Mary’s Breast Cancer Surgery

Mary knows what she likes. At the age of 80, she has learned a thing or two about how she wants to live. She would describe it as an ordinary life, nothing unusual. Except that lately, it's been anything but.

When Mary went for her annual mammogram with Nadim Khoury, MD, a recently retired Northwestern Medicine physician and her primary care provider for 25 years, he asked her to return for further testing. Her following visits included a diagnostic mammogram, MRI and biopsy. The biopsy confirmed a diagnosis of breast cancer – non-invasive ductal carcinoma in situ – and her care team referred her to Kevin Bethke, MD, a breast cancer surgeon in the Robert H. Lurie Comprehensive Cancer Center of Northwestern University. Dr. Bethke removed Mary's tumor, but surgery revealed additional signs of cancer. An outpatient lumpectomy – 45 minutes with twilight anesthesia – would treat that too.

"I'm so satisfied with Northwestern," Mary said. "They are very thorough, and they explain what they're doing. All the people that I worked with were very friendly and caring."

After diagnosis, it was important to Mary that her care would allow her to maintain her everyday life, and she expressed as much to Lurie Cancer Center team members David R. Gius, MD, PhD, radiation oncologist, and Claudia Tellez, MD, a medical oncologist, when they evaluated her for radiation and medication, respectively. Ultimately, her care team did not recommend radiation, and because of her low risk for recurrence, they developed a plan that did not require medication, which freed Mary from any potential side effects.

This treatment plan allowed Mary to make a simple but strong assertion about how cancer would impact her every day. Namely, that it wouldn't: "I'm not letting it bother me," Mary said. "I'm going to live the rest of my life in a calm and happy way."

Her approach – and that of her care team – also allowed Mary to run the Shamrock Shuffle, one of Chicago’s most-loved races, less than two weeks after her surgery. A small part in her range of interests, running in the race was a nod to her good health, an indicator that she could resume her life with gusto.

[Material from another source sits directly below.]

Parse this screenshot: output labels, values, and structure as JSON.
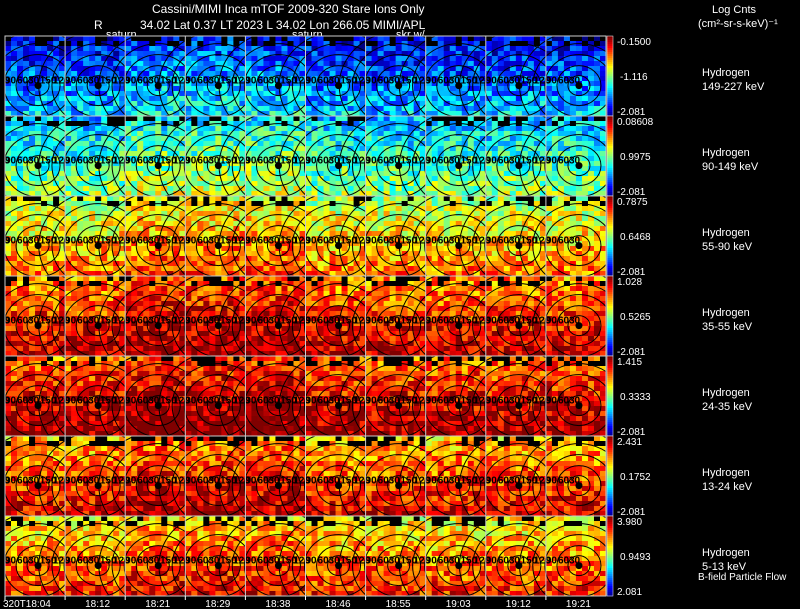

Mary loves so many things about her life in Chicago. She loves the restaurants and the museums. She’s been to every Greek eatery in town and she’s been a docent at the Art Institute for nearly 20 years. She was a teacher for many years with Chicago Public Schools, which allowed her to combine her interest in art with her love of teaching. Every year, she would bring her students to the Art Institute to gather inspiration for a student-made mural. Before Chicago, she taught in Ohio during desegregation. Before that, Cuba. With her every step of the way was her husband, James, who passed away from a heart attack in November after 56 years of marriage. The two have a daughter, Debbie, who lives in California.

“I just really live an ordinary life,” said Mary. “Just a very happy life.” And with her surgery and the support of Northwestern Medicine, breast cancer won’t change that. With a customized care plan, informed by recent research that suggests less treatment may be more beneficial for certain patients, Mary can keep doing all the things she loves. Whether that’s getting involved with new projects, running when she wants or spending time with her many friends, Mary’s everyday is upbeat, active and happy.